Understanding and mitigating noise in trained deep neural networks

Deep neural networks unlocked a vast range of new applications by solving tasks of which many were previously deemed as reserved to higher human intelligence. One of the developments enabling this success was a boost in computing power provided by special purpose hardware, such as graphic or tensor processing units. However, these do not leverage fundamental features of neural networks like parallelism and analog state variables. Instead, they emulate neural networks relying on binary computing, which results in unsustainable energy consumption and comparatively low speed.

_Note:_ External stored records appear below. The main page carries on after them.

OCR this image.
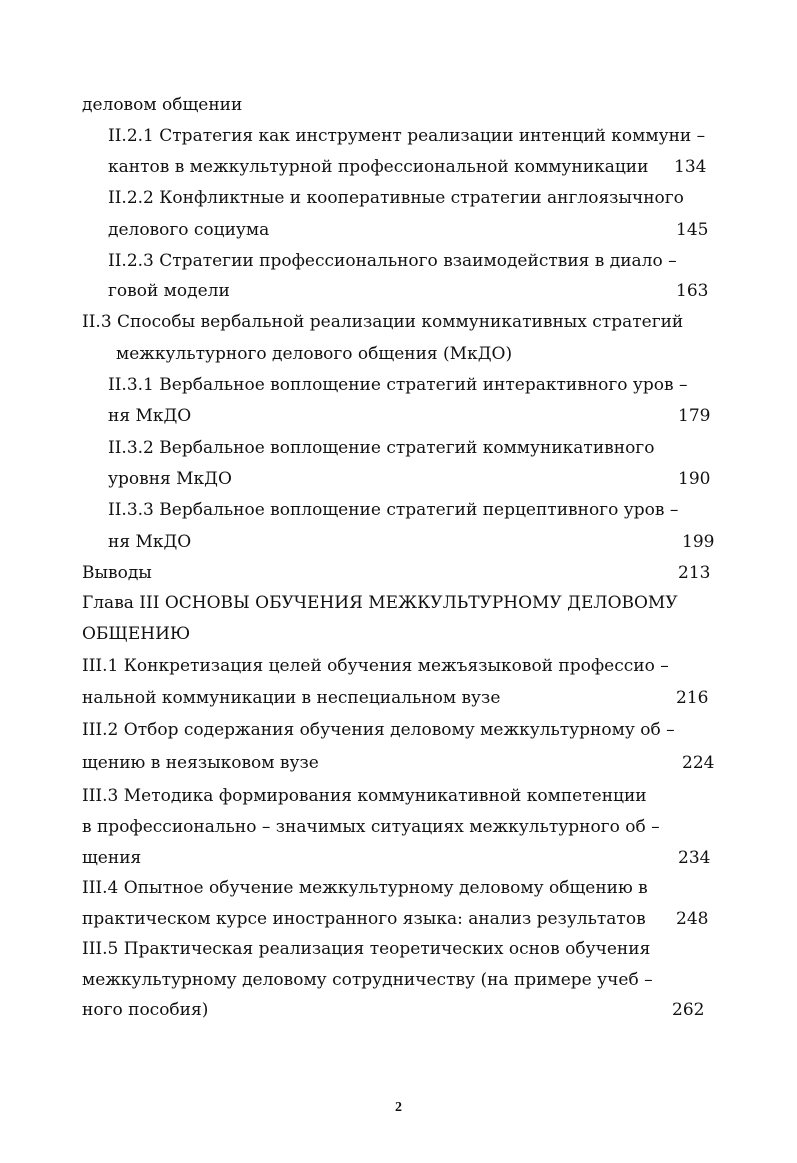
деловом общении
II.2.1 Стратегия как инструмент реализации интенций коммуни –
кантов в межкультурной профессиональной коммуникации 134
II.2.2 Конфликтные и кооперативные стратегии англоязычного
делового социума	145
II.2.3 Стратегии профессионального взаимодействия в диало –
говой модели	163
II.3 Способы вербальной реализации коммуникативных стратегий
межкультурного делового общения (МкДО)
II.3.1 Вербальное воплощение стратегий интерактивного уров –
ня МкДО	179
II.3.2 Вербальное воплощение стратегий коммуникативного
уровня МкДО	190
II.3.3 Вербальное воплощение стратегий перцептивного уров –
ня МкДО	199
Выводы	213
Глава III ОСНОВЫ ОБУЧЕНИЯ МЕЖКУЛЬТУРНОМУ ДЕЛОВОМУ
ОБЩЕНИЮ
III.1 Конкретизация целей обучения межъязыковой профессио –
нальной коммуникации в неспециальном вузе	216
III.2 Отбор содержания обучения деловому межкультурному об –
щению в неязыковом вузе	224
III.3 Методика формирования коммуникативной компетенции
в профессионально – значимых ситуациях межкультурного об –
щения	234
III.4 Опытное обучение межкультурному деловому общению в
практическом курсе иностранного языка: анализ результатов 248
III.5 Практическая реализация теоретических основ обучения
межкультурному деловому сотрудничеству (на примере учеб –
ного пособия)	262
2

Fully parallel and analogue hardware promises to overcome these challenges, yet the impact of analogue neuron noise and its propagation, i.e. accumulation, threatens rendering such approaches inept. Here, we determine for the first time the propagation of noise in deep neural networks comprising noisy nonlinear neurons in trained fully connected layers. We study additive and multiplicative as well as correlated and uncorrelated noise, and develop analytical methods that predict the noise level in any layer of symmetric deep neural networks or deep neural networks trained with back propagation. We find that noise accumulation is generally bound, and adding additional network layers does not worsen the signal to noise ratio beyond a limit. Most importantly, noise accumulation can be suppressed entirely when neuron activation functions have a slope smaller than unity. We therefore developed the framework for noise in fully connected deep neural networks implemented in analog systems, and identify criteria allowing engineers to design noise-resilient novel neural network hardware.